Nudibranchs comprise a group of > 6000 marine soft-bodied mollusk species known to use secondary metabolites (natural products) for chemical defense. The full diversity of these metabolites and whether symbiotic microbes are responsible for their synthesis remains unexplored. Another issue in searching for undiscovered natural products is that computational analysis of genomes of uncultured microbes can result in detection of novel biosynthetic gene clusters; however, their in vivo functionality is not guaranteed which limits further exploration of their pharmaceutical or industrial potential. To overcome these challenges, we used a fluorescent pantetheine probe, which produces a fluorescent CoA-analog employed in biosynthesis of secondary metabolites, to label and capture bacterial symbionts actively producing these compounds in the mantle of the nudibranch Doriopsilla fulva.
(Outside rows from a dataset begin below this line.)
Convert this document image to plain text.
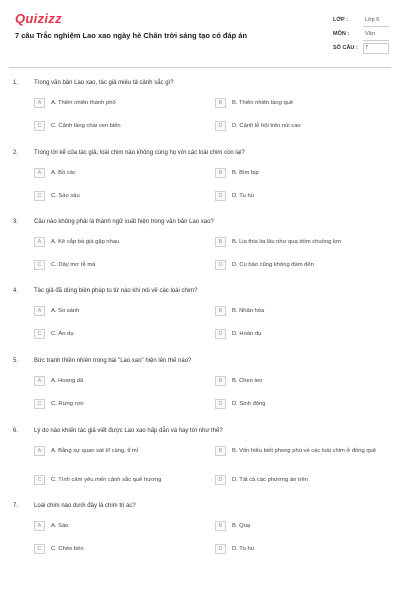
Quizizz
7 câu Trắc nghiệm Lao xao ngày hè Chân trời sáng tạo có đáp án
LỚP :	Lớp 6
MÔN :	Văn
SỐ CÂU : 7
1.	Trong văn bản Lao xao, tác giả miêu tả cảnh sắc gì?
A	A. Thiên nhiên thành phố	B	B. Thiên nhiên làng quê
C	C. Cảnh làng chài ven biển	D	D. Cảnh lễ hội trên núi cao
2.	Trong lời kể của tác giả, loài chim nào không cùng họ với các loài chim còn lại?
A	A. Bồ các	B	B. Bìm bịp
C	C. Sáo sậu	D	D. Tu hú
3.	Câu nào không phải là thành ngữ xuất hiện trong văn bản Lao xao?
A	A. Kẻ cắp bà già gặp nhau	B	B. Lia thia lia lâu như quạ dòm chuồng lợn
C	C. Dây mơ rễ má	D	D. Cụ bảo cũng không đám đến
4.	Tác giả đã dùng biện pháp tu từ nào khi nói về các loài chim?
A	A. So sánh	B	B. Nhân hóa
C	C. Ẩn dụ	D	D. Hoán dụ
5.	Bức tranh thiên nhiên trong bài "Lao xao" hiện lên thế nào?
A	A. Hoang dã	B	B. Cheo leo
C	C. Rừng rợn	D	D. Sinh động
6.	Lý do nào khiến tác giả viết được Lao xao hấp dẫn và hay tới như thế?
A	A. Bằng sự quan sát kĩ càng, tỉ mỉ	B	B. Vốn hiểu biết phong phú về các loài chim ở đồng quê
C	C. Tình cảm yêu mến cảnh sắc quê hương	D	D. Tất cả các phương án trên
7.	Loài chim nào dưới đây là chim trị ác?
A	A. Sáo	B	B. Quạ
C	C. Chèo bẻo	D	D. Tu hú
We recovered the genome of Candidatus Doriopsillibacter californiensis from the Ca. Tethybacterales order, an uncultured lineage of sponge symbionts not found in nudibranchs previously. It forms part of the core skin microbiome of D. fulva and is nearly absent in its internal organs. We showed that crude extracts of D. fulva contained secondary metabolites that were consistent with the presence of a beta-lactone encoded in Ca. D. californiensis genome. Beta-lactones represent an underexplored group of secondary metabolites with pharmaceutical potential that have not been reported in nudibranchs previously.
Altogether, this study shows how probe-based, targeted sorting approaches can capture bacterial symbionts producing secondary metabolites in vivo.